2009.12.07 16:47 "[Tiff] Full strip allocation in TIFFWriteScanline", by Lars Uebernickel

2009.12.07 16:47 "[Tiff] Full strip allocation in TIFFWriteScanline", by Lars Uebernickel

Hello,

TIFFWriteScanline always allocates memory for a complete strip. When writing large TIFF files in a single strip, this can lead to memory problems quickly.

I am aware that the whole point of dividing the image data into strips is to be able to read and write in manageable chunks of memory. However, some applications (e.g. many fax applications) seem to have problems with TIFF images with more than a single strip.

I am aware of libtiff's strip-based API, which is capable of writing strip data incrementally with TIFFWriteRawStrip. Unfortunately, it expects already compressed data and is therefore not making use of the built-in compressors. TIFFWriteEncodedStrip on the other hand compresses data prior to writing it, but it doesn't work incrementally, i.e. it expects the full data of each strip.

I assume that this is because libtiff's implementation of the compression algorithms cannot operate on streamed data? I think it'd make sense to support this, as the data which needs to be buffered by most compression schemes should be substantially less (and never more) than the smallest strip size feasible for each algorithm.

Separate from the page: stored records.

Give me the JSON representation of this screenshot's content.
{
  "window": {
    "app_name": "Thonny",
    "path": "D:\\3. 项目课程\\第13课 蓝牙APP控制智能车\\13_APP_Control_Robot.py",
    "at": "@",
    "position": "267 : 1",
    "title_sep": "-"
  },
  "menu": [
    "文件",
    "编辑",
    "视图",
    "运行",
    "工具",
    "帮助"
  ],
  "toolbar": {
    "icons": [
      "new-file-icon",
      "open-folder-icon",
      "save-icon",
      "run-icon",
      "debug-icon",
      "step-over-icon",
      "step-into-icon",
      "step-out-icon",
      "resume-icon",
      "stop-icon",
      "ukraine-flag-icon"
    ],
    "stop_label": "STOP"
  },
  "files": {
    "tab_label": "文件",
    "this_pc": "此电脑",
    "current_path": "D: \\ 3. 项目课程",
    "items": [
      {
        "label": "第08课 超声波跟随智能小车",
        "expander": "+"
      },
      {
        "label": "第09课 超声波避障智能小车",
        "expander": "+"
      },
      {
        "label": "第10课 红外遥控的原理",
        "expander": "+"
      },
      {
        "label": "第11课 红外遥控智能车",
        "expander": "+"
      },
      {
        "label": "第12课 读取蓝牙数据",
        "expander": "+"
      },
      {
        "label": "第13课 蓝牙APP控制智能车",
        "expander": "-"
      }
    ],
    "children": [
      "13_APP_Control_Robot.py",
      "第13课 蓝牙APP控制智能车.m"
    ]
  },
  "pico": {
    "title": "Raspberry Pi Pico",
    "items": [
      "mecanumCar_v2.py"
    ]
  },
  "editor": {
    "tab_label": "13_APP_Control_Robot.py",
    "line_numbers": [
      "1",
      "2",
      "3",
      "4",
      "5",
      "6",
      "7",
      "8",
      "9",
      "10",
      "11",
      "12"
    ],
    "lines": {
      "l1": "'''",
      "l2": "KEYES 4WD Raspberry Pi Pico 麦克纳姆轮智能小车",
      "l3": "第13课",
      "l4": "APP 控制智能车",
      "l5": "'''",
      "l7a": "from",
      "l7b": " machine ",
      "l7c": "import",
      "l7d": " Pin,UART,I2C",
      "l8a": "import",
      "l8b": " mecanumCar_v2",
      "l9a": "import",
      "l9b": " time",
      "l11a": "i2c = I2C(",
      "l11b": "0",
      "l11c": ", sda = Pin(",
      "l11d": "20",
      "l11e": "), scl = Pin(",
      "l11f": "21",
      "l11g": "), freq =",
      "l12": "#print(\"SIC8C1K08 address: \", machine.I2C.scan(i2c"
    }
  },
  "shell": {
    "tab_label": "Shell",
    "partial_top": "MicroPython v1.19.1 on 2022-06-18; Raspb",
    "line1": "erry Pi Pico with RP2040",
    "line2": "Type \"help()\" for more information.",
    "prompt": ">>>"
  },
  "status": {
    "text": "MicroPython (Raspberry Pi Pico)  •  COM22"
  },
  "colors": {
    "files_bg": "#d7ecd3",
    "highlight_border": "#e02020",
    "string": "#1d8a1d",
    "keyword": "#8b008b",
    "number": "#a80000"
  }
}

What are you general thoughts on changing the compression implementations in this regard? Do you think it is doable or am I overlooking something? Is somebody already working on it or planning to?

     Lars

P.S.: A bit of context: We ran into these issues with ghostscript, after porting all of its tiff output devices to use libtiff instead of writing output files manually (using ghostscript's streamable implementation of some of the compression schemes). In order to provide backwards compatibility, the output files are written in a single strip.